The lack of guidance in “Pathways to 30X30” is particularly dangerous because California law has recently been revised to exempt projects considered “restorations” from CEQA requirements for Environmental Impact Reports for three years, ending January 1, 2025. An Environmental Impact Report is the public’s only opportunity to preview planned projects and challenge them within the confines of CEQA law. The public is effectively shut out from the process of distributing millions of grant dollars of the public’s tax money by this blanket exemption on CEQA requirements for an EIR.
The Draft of “Pathways to 30X30” writes a big blank check for projects that will potentially increase the use of pesticides on our public lands and increase greenhouse gas emissions by destroying plants and trees that sequester carbon and are capable of surviving our current and anticipated climate.
California’s 30X30 initiative had great potential to improve the environment rather than damaging it further. Instead, draft “Pathways to 30X30” suggests that opportunity may be squandered. Of course, the proof will be in the projects, but for the moment it looks as though the lengthy public process may have been a charade intended to benefit the “restoration” industry, not the environment or the public.
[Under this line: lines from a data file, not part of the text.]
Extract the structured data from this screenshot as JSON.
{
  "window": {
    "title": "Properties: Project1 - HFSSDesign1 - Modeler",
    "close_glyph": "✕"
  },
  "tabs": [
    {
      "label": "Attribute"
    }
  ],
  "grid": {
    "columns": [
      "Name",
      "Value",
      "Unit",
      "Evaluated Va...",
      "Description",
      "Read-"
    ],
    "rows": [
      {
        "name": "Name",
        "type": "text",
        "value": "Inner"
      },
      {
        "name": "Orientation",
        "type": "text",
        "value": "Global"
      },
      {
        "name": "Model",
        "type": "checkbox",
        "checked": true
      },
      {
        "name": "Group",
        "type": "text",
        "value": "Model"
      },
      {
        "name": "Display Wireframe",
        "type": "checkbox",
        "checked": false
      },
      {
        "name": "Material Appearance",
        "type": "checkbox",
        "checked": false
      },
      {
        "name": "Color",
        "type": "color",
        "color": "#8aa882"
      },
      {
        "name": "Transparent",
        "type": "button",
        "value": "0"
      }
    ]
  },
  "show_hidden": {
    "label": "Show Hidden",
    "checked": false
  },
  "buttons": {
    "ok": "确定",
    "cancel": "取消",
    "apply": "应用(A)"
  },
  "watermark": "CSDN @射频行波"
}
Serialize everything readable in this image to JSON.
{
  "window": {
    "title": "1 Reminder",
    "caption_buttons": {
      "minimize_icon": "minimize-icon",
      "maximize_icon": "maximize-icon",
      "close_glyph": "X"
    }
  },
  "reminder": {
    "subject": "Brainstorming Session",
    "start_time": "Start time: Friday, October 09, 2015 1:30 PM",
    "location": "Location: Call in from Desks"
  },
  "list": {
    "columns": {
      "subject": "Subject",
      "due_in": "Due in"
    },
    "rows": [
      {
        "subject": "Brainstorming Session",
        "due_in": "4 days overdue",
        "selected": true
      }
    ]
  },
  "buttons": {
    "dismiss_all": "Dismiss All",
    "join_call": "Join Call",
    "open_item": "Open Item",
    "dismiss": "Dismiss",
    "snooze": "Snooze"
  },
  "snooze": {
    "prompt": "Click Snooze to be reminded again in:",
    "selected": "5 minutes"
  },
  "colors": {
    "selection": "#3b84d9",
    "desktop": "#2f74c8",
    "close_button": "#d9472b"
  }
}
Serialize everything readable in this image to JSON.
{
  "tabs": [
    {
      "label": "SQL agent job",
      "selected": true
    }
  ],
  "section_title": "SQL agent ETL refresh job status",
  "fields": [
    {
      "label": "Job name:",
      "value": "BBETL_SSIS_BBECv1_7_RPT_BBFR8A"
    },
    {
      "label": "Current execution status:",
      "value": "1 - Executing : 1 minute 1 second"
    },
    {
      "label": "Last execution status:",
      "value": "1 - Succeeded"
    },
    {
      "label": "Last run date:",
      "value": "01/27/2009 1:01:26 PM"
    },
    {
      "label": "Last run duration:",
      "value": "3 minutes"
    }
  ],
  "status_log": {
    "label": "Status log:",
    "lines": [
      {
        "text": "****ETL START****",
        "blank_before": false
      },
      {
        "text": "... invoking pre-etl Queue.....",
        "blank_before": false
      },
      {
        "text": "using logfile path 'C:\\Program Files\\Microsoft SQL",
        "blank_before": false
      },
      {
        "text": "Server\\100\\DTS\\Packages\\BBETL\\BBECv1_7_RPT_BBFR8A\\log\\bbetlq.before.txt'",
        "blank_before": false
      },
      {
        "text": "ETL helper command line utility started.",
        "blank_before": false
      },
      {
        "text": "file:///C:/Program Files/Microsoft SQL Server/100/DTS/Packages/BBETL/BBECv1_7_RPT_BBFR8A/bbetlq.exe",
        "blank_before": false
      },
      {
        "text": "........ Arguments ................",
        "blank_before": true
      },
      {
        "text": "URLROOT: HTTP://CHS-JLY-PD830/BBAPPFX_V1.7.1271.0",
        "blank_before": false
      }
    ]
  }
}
2 thoughts on “California Natural Resources Agency writes a BIG blank check to the “restoration” industry”
Since the big wildland fires with a huge number of Redwood trees burned, the State Division of Forestry had fast-tracked timber harvesting of burned Redwoods. Redwoods thrive on fire. I see these logging trucks heading North to mills in Cloverdale and Ukiah, many with “pumpkins” too (6 foot diameters), and they have 2 to 3 feet of new Redwood shoots growing out of the trunks. Those Redwoods are not dead and are fighting to survive as the new growth tells us. Thanks, Frank
On Wed, Jan 12, 2022 at 7:37 PM Conservation Sense and Nonsense wrote:
> milliontrees posted: ” California Natural Resources Agency has published > the draft of “Pathways to 30X30 California” and has invited the public to > comment on the draft by February 15, 2022. “Pathways to 30X30” is the last > in a series of documents that defines the program” >
Yes, redwoods are vigorous resprouters. Just like eucalyptus, redwoods will resprout whether burned or cut down. (Not all tree species are capable of resprouting, e.g., Douglas fir.) The salvage logging of burned redwoods will not prevent them from resprouting, which is not to suggest that salvage logging is beneficial to the forest (it’s not). Only poisoning the stumps will prevent them from resprouting.
Whether resprouting redwoods will survive in the long term will depend on the climate. However, resprouting redwoods where they live now have a better chance of surviving than many of the redwoods now being planted in climates where they haven’t lived in the past. The point of my public comment is that healthy trees that are thriving now should not be destroyed and that trees that are planted now must be adapted to the current and anticipated climate.